Both firms approach college recruiting by emphasizing their strengths and by being creative to meet their college hiring needs. Following are several strategies Triage and Roux use to compete for candidates:
- Emphasize reputation to candidates—Roux stresses that new college hires can grow a career there. Furthermore, it highlights its employees, who are strong technically, and emphasizes its strong relationships with Fortune 500 clients, which provides opportunities to work with large and diverse clients on challenging environmental problems.
- Consider connections and location when targeting schools—Roux targets the schools near its offices that offer the majors it seeks, and focuses its on-campus and career fair efforts at schools from which current staff members have graduated. Triage, too, is strategic about the schools at which it recruits. Triage mitigates name recognition issues by targeting campuses near client sites, whenever possible, so their name is known locally.
- Be consistent with relationships—Each of Triage’s campuses has one campus lead who is an alumnus of the school and is a senior associate—someone who has been with Triage for more than two years. Leads go to every campus recruiting event and network with the career center, administration, faculty, students, and student organizations.

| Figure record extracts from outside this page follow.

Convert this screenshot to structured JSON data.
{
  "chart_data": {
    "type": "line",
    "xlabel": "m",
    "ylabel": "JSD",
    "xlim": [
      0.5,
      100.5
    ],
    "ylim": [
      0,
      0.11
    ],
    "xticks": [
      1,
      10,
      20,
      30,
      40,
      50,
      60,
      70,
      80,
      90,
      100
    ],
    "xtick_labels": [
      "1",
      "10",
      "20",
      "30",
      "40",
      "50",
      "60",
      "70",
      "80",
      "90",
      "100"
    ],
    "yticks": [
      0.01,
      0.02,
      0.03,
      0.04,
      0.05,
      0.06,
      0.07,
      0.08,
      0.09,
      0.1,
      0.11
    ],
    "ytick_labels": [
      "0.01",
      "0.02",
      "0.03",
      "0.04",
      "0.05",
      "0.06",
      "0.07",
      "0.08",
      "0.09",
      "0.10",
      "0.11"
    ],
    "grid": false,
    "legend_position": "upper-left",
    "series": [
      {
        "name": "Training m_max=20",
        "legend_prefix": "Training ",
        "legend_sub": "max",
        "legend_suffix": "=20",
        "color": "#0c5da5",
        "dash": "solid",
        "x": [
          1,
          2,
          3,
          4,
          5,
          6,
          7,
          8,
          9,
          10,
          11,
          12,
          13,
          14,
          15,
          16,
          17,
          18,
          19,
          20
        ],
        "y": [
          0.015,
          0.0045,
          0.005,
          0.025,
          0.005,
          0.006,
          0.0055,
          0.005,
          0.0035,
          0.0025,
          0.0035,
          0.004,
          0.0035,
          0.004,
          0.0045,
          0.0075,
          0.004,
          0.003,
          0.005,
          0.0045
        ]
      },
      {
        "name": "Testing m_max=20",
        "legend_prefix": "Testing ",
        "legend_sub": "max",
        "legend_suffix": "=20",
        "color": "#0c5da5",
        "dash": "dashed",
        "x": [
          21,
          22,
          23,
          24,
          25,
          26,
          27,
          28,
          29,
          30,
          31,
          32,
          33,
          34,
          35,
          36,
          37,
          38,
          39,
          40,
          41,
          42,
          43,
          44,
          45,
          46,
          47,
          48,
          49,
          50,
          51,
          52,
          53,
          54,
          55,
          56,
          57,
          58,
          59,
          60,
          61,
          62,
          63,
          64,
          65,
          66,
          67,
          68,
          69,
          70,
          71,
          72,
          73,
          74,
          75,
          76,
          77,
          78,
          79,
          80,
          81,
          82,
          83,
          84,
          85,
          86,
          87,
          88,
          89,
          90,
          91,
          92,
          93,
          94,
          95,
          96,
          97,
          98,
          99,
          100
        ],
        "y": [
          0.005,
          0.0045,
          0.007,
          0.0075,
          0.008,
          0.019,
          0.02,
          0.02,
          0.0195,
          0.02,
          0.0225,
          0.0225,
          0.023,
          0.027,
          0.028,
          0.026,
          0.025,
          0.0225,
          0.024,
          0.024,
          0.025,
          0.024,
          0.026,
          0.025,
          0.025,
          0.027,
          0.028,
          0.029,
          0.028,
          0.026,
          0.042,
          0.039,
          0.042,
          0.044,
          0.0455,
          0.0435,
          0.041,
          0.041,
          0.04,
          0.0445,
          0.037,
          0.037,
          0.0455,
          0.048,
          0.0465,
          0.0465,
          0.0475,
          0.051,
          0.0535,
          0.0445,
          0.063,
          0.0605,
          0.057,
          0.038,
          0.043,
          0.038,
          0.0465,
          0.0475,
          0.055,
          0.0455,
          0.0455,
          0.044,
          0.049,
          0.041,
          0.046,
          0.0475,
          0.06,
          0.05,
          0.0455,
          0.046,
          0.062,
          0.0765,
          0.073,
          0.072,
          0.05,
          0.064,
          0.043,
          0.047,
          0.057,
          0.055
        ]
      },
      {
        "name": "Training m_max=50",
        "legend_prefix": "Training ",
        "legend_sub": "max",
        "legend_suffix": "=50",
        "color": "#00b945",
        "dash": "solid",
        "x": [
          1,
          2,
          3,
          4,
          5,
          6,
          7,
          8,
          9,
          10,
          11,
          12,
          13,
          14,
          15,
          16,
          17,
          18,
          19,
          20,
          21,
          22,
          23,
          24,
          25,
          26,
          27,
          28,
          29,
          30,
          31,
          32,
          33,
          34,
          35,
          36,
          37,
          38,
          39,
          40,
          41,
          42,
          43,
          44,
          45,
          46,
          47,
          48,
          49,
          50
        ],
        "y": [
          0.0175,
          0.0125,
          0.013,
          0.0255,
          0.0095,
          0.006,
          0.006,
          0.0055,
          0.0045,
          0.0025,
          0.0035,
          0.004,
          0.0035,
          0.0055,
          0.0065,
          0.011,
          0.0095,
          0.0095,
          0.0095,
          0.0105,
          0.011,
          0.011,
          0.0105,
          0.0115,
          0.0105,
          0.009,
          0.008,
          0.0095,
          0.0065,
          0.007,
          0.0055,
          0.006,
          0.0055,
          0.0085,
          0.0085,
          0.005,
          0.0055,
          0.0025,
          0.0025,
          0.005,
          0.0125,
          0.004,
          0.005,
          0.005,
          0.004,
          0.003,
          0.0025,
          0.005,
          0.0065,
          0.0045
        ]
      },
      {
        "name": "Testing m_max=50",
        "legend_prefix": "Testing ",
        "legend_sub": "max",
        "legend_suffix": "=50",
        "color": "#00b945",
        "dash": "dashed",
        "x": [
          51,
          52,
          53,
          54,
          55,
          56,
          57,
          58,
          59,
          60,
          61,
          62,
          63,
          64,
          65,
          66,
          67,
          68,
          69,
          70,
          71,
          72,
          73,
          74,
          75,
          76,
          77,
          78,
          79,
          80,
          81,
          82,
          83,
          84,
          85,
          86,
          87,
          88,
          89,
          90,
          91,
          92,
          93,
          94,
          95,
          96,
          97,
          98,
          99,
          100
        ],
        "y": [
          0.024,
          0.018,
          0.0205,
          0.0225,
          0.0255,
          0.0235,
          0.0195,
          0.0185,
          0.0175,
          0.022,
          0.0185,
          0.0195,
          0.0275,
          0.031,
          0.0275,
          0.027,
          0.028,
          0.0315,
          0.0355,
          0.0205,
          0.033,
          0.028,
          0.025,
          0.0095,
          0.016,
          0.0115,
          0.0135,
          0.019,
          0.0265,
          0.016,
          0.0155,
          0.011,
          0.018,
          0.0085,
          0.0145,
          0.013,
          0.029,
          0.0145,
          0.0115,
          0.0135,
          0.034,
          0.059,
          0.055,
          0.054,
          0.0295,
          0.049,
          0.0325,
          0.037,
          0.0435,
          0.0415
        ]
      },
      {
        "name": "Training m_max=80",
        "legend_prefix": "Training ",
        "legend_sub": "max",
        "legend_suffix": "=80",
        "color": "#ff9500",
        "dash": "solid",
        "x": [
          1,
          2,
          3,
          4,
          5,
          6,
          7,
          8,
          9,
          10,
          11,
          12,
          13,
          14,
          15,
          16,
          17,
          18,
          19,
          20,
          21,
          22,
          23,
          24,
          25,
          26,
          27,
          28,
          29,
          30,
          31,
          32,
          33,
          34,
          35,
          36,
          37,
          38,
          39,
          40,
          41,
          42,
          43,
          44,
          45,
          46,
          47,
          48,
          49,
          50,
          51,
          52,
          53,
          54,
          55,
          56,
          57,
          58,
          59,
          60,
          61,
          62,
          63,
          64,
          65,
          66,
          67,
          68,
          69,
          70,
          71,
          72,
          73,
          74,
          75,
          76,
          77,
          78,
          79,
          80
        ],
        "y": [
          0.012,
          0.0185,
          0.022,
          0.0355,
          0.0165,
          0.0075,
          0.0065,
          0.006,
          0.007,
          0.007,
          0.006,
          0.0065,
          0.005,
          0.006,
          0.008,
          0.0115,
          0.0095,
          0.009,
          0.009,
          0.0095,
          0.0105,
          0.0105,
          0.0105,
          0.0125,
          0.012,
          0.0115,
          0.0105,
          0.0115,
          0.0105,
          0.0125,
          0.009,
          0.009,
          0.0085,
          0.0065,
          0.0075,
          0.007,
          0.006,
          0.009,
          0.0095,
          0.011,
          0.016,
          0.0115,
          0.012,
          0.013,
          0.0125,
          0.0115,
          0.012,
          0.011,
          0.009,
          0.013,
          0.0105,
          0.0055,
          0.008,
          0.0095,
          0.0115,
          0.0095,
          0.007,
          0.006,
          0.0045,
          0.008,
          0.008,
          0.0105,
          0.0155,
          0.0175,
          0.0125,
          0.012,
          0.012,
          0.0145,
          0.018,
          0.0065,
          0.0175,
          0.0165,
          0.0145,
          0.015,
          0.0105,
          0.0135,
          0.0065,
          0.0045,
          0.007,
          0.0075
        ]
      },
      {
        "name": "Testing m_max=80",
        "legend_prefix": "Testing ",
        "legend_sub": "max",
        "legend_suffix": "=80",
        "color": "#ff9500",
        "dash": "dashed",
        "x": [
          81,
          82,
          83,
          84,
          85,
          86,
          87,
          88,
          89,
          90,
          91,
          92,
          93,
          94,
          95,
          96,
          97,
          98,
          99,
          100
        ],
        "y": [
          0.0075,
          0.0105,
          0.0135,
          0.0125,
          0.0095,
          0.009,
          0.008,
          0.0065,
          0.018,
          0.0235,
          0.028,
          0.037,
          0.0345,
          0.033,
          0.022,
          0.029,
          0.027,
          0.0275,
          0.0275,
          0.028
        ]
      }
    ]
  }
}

- Ask employees who they know—At the beginning of every semester, Triage’s leads ask all employees who are alumni of the 13 target campuses for their campus contacts. Triage then e-mails all campus contacts to let them know when its recruiters will be visiting the school.
- Make use of career center systems and software—Triage uses career center systems through which students can RSVP for information sessions. During career fairs, recruiters tell students to RSVP for information sessions. This gives Triage an accurate headcount and allows recruiters to make name tags for the students so recruiters can address the students by their name during the event and put a face with a name later.
- Engage employees at the home office—Once Triage’s recruiters return from a campus event, all employee alumni from that campus take part in a resume review to determine the best candidates. This not only helps employees who do not go to campus feel invested in the process, but it saves the recruiters’ time.
- Remain in contact with campus contacts during breaks and over the summer—Over the summer, Triage lets career center directors know the results of its recruiting efforts at their schools. Sithi says many directors appreciate the information. “It’s an extra touch point that lets the career center know that they are doing a good job and we are hiring their students,” he says. “It’s a small thing, but as a smaller employer, it’s very valuable to our efforts.”